GPTCache proved the idea. We went and rebuilt the engine underneath.

Credit where it's due: the first semantic caches showed the world this works. Then we asked what a production-grade version would look like if you owned every layer.

The early semantic-cache projects deserve real credit, they proved that matching questions by meaning could slash LLM costs, and they got a lot of people to try the idea. We started there too. But 'proof of concept' and 'sits in the hot path of every call in production' are different engineering problems, and the gap is where we spent our time.

the engine we own end to end
enter nearest a few hops across a million points · sub-millisecond

A vector index we wrote ourselves, so the reuse checks live right next to the data.

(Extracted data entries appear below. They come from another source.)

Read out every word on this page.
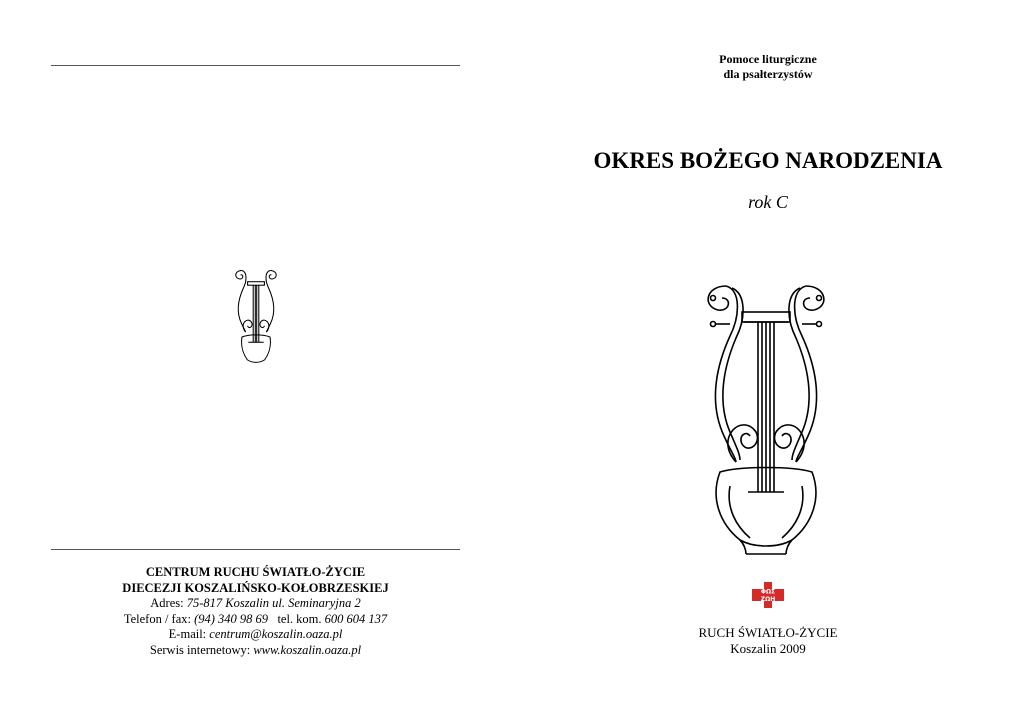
CENTRUM RUCHU ŚWIATŁO-ŻYCIE
DIECEZJI KOSZALIŃSKO-KOŁOBRZESKIEJ
Adres: 75-817 Koszalin ul. Seminaryjna 2
Telefon / fax: (94) 340 98 69   tel. kom. 600 604 137
E-mail: centrum@koszalin.oaza.pl
Serwis internetowy: www.koszalin.oaza.pl
Pomoce liturgiczne
dla psałterzystów
OKRES BOŻEGO NARODZENIA
rok C
ΦΩΣ
ΖΩΗ
RUCH ŚWIATŁO-ŻYCIE
Koszalin 2009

In plain words: Owning the whole stack, the storage engine, the vector index, the embedder, the reranker, means the read path doesn't round-trip five external services to decide whether one answer is reusable.

Concretely: a bolted-together cache asks a vector library for neighbours, then a separate store for metadata, then maybe an API for a rerank, each a serialization boundary, each a latency tax. Crowkis does it in one process, in Rust, with the model bundled in. That's how you get sub-millisecond search that also checks trust, freshness, and a second opinion without feeling it.

The bottom line

The idea was proven. What was missing was an engine built like infrastructure, owned end to end, fast under load, safe enough to trust. That's the part we built.